RSLN : Peut-on avoir une idée concrète de ce que l’on appelle « armement informatique lourd » et de la façon dont celui-ci va être renforcé ?

V.-A. A. C. : Ce n’est pas exactement un armement informatique lourd, puisqu’il ne s’agit pas d’un porte-avions ! C’est une capacité humaine avant tout, une capacité à cibler un ennemi, à avoir des renseignements en amont. Le mot « arme » est mal choisi, il s’agit plutôt de bâtir une capacité pour un effet donné. A chaque étape du hack du Monde par exemple, il y a dû avoir besoin d’outils informatiques différents. Il s’agit donc d’équipements, bien sûr, mais aussi de la capacité de développer des logiciels et de stratégies militaires en ayant la garantie que l’on se conforme au cadre préétabli par le politique.

RSLN : Existe-t-il des spécificités françaises dans le domaine de la cyberdéfense ? Des domaines dans lesquels nous serions exemplaires ? 
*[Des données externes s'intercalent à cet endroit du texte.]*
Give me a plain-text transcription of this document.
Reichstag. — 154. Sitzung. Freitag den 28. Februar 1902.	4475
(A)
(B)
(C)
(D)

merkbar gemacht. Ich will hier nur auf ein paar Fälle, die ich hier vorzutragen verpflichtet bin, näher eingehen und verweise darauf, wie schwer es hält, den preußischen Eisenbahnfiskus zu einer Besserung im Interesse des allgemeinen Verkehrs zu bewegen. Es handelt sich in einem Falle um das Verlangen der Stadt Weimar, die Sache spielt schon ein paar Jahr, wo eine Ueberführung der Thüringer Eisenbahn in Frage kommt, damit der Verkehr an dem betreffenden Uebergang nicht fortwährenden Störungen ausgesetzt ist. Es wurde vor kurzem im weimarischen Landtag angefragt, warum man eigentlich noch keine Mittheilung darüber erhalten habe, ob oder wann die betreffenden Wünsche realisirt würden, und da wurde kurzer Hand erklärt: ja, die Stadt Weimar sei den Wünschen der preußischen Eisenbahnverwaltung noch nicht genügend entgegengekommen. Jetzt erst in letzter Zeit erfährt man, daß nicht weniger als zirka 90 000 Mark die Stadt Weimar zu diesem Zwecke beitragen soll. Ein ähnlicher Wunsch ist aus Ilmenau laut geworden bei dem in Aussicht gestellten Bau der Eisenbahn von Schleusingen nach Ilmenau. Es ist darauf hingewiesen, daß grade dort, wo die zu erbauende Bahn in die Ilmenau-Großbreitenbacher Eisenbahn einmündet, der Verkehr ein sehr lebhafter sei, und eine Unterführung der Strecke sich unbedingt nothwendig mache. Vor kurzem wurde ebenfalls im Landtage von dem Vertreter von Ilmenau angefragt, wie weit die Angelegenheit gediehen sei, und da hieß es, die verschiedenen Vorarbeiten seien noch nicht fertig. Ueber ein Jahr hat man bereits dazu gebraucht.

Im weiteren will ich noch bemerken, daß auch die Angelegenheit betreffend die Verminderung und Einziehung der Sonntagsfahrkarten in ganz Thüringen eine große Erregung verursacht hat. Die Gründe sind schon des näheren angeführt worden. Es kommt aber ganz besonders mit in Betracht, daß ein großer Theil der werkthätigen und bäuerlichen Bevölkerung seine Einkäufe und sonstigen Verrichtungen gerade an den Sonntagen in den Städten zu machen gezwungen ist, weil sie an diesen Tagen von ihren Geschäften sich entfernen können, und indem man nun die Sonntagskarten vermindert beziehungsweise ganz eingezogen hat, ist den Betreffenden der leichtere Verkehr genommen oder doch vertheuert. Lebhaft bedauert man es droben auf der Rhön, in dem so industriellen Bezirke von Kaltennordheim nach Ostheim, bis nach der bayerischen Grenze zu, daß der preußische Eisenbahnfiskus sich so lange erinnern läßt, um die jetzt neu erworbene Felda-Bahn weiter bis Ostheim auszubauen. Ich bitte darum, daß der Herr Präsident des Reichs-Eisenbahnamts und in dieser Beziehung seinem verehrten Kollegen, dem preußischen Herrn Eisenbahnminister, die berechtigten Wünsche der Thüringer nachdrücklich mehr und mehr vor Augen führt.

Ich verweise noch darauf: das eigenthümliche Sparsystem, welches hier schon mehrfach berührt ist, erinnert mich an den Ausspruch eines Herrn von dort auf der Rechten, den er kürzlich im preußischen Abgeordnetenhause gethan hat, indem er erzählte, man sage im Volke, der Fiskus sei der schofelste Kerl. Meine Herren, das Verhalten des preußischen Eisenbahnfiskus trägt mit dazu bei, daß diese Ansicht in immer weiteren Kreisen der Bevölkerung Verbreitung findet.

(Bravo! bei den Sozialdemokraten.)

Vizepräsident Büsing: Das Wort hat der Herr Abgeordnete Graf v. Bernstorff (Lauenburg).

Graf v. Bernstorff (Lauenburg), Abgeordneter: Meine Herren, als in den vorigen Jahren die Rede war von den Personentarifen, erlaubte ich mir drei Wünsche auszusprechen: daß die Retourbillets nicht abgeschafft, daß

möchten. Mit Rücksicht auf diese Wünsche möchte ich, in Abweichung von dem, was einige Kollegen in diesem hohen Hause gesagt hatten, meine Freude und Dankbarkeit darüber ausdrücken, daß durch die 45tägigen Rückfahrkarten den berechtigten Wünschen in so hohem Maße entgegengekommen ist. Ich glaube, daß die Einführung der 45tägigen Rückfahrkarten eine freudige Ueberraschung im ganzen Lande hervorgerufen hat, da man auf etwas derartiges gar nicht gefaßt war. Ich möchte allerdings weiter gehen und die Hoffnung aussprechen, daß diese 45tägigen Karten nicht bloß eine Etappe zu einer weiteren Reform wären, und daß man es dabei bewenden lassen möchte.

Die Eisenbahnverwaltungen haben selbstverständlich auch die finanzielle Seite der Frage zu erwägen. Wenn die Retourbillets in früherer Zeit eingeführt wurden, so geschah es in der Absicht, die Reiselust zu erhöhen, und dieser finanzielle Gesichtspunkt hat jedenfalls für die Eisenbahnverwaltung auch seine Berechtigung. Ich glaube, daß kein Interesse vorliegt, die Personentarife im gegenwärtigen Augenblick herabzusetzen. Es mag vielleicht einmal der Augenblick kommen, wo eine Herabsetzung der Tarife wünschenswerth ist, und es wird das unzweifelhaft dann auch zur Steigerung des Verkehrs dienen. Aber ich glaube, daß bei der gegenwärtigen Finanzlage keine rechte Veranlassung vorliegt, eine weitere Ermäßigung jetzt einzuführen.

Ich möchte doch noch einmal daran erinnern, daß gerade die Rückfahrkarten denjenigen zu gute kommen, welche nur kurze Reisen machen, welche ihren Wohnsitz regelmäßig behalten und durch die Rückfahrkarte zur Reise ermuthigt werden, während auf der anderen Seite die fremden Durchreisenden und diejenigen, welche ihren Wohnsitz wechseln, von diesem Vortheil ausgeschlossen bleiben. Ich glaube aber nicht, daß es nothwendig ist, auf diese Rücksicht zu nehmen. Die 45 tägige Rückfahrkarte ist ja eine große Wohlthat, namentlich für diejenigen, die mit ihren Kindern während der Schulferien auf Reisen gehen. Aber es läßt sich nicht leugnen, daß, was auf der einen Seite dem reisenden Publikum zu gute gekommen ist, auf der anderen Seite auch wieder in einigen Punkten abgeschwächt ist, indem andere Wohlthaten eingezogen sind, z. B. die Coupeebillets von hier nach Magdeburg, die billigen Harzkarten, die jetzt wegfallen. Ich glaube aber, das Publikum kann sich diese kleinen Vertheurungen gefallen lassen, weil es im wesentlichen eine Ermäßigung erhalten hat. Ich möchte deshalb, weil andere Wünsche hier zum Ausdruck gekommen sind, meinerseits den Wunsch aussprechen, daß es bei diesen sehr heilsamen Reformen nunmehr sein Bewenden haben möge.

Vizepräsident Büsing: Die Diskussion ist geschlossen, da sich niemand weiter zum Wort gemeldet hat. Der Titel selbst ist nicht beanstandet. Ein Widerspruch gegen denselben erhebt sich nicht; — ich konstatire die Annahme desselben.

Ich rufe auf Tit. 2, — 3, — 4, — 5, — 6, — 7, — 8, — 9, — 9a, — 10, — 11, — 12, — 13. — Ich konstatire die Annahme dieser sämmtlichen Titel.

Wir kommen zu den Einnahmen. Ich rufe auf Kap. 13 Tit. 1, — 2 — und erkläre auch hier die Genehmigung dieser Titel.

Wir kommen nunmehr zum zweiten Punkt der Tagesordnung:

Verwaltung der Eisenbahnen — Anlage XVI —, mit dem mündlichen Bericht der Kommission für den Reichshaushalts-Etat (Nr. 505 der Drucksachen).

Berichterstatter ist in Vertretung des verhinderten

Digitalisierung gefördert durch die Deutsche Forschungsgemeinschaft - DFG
V.-A. A. C. : L’existence d’une autorité nationale assez soudée, je dirais, entre l’Intérieur, la Défense et le service du Premier ministre. Je pense que comme on a démarré plus tard que certains pays, nous avons la conscience de la nécessité absolue de partager. En termes techniques, il est plus difficile de comparer la spécificité de la cyberdéfense aux spécificités d’un missile par exemple…  Il s’agit de capacités, de savoir-faire, de qualité des experts, de qualité de la recherche…

RSLN : Vous avez parlé de nécessité absolue de partager, qu’en est-il justement de la coopération internationale en matière de cyberdéfense ?

V.-A. A. C. : Cette coopération internationale a la même structure que celle des autres domaines. C’est néanmoins un domaine qui demande beaucoup de confiance. Des démarches sont à noter au sein de l’Union Européenne, au sein de l’OTAN pour mettre en place des structures, des cadres juridiques et des standards. Mais à partir du moment où on parle de coopération opérationnelle, comme il s’agit d’un domaine très proche du renseignement, c’est du bilatéral principalement, ou du trilatéral.